Het voorstel voor bodemsaneringsproject zelf wordt op 1 september 2004 voorgesteld. Daarin stelt het studiebureau twee scenarios voor. Het eerste scenario zou iets meer dan 500.000 euro kosten en zou onder andere de bouw van een mobiele waterzuiveringsinstallatie inhouden. Het vervuilde grondwater zou worden opgepompt en door middel van deze waterzuiveringsinstallatie worden gezuiverd. Wanneer het grondwater op een bepaalde plaats volledig gereinigd is, kan de waterzuiveringinstallatie verplaatst worden. Er is ook een tweede scenario met een vaste waterzuiveringsinstallatie, die iets meer dan 900.000 euro zou kosten, maar volgens de persmededeling van VLD heel wat nadelen zou inhouden.
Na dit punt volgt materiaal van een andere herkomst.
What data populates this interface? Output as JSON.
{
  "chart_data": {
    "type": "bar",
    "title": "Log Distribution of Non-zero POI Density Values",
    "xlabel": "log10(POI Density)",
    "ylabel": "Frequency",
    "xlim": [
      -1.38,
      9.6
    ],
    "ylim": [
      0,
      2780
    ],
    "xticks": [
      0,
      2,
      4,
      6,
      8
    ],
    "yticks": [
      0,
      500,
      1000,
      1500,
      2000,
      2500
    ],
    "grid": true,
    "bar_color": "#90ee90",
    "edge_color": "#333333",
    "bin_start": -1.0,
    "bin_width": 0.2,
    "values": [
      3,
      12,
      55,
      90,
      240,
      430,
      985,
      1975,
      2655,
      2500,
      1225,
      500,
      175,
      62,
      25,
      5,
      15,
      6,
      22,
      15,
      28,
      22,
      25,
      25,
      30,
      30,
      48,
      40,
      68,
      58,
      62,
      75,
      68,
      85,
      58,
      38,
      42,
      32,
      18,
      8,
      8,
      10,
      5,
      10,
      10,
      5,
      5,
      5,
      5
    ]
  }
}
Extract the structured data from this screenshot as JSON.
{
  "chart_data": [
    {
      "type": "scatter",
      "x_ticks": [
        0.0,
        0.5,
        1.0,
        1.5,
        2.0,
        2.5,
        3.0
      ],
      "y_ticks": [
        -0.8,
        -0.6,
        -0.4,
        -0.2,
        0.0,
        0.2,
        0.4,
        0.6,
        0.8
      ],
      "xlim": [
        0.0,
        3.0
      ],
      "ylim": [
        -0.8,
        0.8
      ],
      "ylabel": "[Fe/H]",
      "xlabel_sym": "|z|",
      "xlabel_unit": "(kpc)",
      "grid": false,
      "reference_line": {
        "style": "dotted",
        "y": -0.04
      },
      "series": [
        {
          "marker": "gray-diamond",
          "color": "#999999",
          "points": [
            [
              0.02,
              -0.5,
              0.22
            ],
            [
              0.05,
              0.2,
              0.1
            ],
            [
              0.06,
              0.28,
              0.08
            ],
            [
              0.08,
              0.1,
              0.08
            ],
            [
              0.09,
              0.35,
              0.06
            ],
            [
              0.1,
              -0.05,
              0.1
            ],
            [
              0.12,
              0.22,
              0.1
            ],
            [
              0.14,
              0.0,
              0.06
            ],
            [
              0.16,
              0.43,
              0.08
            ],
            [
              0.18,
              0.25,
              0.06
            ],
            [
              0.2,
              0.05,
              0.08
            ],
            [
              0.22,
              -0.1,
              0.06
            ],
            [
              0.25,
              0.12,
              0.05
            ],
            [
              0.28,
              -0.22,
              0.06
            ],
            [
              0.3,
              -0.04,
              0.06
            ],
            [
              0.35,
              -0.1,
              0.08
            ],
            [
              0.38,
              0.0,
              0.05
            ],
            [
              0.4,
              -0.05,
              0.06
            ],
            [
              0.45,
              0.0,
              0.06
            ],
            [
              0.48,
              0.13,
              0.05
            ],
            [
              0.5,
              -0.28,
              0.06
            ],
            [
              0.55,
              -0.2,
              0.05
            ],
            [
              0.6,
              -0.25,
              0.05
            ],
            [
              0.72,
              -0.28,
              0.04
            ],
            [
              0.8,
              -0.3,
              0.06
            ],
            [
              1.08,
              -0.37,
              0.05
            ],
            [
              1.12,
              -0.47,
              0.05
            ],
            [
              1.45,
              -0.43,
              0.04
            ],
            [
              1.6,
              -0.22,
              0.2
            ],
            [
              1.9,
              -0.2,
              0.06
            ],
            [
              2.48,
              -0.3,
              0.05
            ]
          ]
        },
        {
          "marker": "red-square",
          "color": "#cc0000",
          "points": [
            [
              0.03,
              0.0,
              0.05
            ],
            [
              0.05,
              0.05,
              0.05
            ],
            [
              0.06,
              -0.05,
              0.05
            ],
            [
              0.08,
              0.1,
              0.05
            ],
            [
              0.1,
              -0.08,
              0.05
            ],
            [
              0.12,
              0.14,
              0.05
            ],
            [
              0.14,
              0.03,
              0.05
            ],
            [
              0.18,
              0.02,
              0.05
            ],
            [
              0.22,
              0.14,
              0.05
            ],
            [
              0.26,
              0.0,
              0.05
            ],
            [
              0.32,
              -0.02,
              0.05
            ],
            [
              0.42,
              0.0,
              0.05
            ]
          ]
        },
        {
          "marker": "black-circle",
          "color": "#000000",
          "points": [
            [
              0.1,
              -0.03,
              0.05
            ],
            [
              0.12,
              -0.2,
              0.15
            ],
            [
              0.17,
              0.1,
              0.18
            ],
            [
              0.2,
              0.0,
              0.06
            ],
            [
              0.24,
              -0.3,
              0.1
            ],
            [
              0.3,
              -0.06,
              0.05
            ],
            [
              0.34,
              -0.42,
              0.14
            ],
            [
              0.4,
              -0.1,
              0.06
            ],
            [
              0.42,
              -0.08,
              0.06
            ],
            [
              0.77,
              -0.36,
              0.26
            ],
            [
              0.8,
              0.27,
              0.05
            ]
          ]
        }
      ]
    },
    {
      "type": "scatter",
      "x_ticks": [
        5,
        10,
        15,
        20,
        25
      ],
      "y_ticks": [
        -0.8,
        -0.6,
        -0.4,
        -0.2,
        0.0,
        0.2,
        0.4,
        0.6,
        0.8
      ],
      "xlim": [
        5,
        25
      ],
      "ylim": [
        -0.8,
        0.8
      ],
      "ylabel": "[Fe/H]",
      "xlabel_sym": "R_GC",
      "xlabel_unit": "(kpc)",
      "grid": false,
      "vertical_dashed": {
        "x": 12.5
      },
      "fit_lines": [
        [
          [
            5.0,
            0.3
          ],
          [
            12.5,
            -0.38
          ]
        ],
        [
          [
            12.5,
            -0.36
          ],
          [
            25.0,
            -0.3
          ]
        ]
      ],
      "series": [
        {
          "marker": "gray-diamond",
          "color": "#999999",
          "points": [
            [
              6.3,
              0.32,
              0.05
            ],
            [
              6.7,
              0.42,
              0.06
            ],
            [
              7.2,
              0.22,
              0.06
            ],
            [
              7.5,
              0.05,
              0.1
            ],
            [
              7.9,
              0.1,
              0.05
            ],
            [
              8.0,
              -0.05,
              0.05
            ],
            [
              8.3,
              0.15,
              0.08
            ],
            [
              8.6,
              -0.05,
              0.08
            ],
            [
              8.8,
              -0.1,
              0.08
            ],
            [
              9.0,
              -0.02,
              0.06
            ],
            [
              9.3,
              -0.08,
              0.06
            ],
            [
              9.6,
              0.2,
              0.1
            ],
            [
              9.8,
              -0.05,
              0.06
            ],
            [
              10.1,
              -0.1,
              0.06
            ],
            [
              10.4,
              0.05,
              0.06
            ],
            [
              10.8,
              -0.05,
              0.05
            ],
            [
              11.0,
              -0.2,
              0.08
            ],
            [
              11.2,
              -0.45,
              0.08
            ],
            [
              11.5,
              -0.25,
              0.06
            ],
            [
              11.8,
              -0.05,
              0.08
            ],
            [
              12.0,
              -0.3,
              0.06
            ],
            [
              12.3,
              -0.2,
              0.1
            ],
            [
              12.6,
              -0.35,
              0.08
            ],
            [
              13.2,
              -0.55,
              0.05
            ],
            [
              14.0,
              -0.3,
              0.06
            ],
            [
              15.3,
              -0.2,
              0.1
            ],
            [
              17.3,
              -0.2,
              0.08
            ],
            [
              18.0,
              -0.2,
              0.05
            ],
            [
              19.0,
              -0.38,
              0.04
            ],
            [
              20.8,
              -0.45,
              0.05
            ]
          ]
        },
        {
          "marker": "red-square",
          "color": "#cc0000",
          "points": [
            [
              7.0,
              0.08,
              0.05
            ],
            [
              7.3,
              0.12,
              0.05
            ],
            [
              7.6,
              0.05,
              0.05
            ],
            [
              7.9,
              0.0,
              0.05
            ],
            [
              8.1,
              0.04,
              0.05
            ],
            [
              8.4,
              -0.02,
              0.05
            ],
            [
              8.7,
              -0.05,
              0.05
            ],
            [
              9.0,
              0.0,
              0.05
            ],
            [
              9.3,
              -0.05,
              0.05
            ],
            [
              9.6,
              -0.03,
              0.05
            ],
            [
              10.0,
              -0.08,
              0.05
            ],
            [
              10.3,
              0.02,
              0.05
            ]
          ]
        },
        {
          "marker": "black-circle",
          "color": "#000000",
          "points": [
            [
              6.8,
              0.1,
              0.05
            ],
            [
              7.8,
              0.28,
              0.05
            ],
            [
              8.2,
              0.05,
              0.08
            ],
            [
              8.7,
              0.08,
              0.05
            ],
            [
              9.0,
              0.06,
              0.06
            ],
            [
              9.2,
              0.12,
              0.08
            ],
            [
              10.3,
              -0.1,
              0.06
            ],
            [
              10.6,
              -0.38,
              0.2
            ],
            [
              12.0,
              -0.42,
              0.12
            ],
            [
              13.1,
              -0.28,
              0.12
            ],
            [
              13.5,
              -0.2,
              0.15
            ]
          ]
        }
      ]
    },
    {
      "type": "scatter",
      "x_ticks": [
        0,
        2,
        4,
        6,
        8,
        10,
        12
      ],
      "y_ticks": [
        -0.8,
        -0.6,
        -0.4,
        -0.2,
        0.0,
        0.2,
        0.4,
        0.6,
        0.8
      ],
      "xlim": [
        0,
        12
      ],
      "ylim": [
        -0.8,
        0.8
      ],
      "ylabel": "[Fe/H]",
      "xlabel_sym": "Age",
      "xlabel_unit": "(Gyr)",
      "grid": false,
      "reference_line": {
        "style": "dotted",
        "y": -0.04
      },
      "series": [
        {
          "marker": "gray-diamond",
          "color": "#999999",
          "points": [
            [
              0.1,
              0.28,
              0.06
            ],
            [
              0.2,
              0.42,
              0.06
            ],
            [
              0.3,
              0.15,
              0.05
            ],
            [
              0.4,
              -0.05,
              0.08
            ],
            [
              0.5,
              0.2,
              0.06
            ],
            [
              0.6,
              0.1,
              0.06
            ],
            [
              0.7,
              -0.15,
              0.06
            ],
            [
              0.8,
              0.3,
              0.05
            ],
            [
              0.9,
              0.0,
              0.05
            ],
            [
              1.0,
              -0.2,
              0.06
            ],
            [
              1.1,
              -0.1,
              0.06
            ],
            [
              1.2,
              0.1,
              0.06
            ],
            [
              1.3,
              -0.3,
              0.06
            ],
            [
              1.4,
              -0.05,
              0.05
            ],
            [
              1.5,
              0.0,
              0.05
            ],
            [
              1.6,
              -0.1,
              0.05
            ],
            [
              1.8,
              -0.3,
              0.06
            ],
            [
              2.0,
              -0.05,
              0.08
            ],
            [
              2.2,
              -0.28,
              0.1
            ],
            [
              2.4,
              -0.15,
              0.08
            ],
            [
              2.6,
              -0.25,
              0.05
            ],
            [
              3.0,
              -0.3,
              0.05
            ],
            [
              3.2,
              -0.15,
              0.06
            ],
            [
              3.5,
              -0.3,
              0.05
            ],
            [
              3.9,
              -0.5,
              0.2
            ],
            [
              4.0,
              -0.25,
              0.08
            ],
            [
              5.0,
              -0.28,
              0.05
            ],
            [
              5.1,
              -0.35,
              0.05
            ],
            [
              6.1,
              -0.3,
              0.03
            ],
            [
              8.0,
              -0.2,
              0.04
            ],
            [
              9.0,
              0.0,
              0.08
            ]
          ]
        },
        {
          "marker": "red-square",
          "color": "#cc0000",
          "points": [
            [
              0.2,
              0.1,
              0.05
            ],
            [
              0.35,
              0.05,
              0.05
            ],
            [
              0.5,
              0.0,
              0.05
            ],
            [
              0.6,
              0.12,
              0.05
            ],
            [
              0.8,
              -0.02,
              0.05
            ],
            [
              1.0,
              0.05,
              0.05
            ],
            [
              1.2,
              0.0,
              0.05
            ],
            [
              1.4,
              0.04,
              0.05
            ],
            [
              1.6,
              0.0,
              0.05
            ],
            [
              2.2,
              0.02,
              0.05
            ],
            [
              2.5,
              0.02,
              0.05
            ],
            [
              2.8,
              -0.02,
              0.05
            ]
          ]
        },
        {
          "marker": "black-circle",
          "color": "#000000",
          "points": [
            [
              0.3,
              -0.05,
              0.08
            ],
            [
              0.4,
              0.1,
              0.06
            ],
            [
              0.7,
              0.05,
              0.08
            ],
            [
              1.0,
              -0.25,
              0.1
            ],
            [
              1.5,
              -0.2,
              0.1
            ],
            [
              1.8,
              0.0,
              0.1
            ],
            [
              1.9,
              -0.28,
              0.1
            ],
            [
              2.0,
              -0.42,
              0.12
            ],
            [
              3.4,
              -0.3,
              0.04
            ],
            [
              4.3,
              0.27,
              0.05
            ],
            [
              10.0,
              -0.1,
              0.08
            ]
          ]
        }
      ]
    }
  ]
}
Voordat een bodemsaneringsproject kan worden uitgevoerd, moet OVAM daar haar zegen over geven. Op 1 februari 2005 liet OVAM echter weten dat ze niet akkoord kon gaan met het voorgestelde scenario. OVAM was voornamelijk van mening dat de resultaten van het buurtonderzoek naar het gebruik van grondwaterputten onvoldoende in het voorstel van bodemsaneringsproject waren verwerkt. OVAM vond eveneens dat nog aanvullende onderzoeken moesten worden uitgevoerd. Sinds 1 februari 2005 is er geen verdere evolutie meer in het dossier. Met andere woorden, al bijna een jaar ligt het dossier stil. Intussen blijft wel het risico op verdere verspreiding van de verontreiniging van het grondwater met nitraat en nitriet bestaan.
VLD-Waregem laakt in dit dossier de passieve houding van het stadsbestuur, dat nog op geen enkel moment een eigen initiatief zou genomen hebben om de zaken te bespoedigen. Mede hierdoor heeft het hele project al een jaar vertraging opgelopen. Nochtans hadden de eerste woningen er al begin 2006 moeten zijn. Door deze vertraging kan evenmin de huidige verkeersonveilige situatie in de Kleine Heerweg worden verholpen. De Beverse VLD-bestuursleden Luc Lambrecht, het enige raadslid dat zowel in gemeenteraad als OCMW zetelt, en Lieven Monserez roepen het Waregemse stadsbestuur op om daarover dringend klare wijn te schenken en alle betrokken partijen zo snel mogelijk bij elkaar te roepen om op korte termijn het dossier te deblokkeren.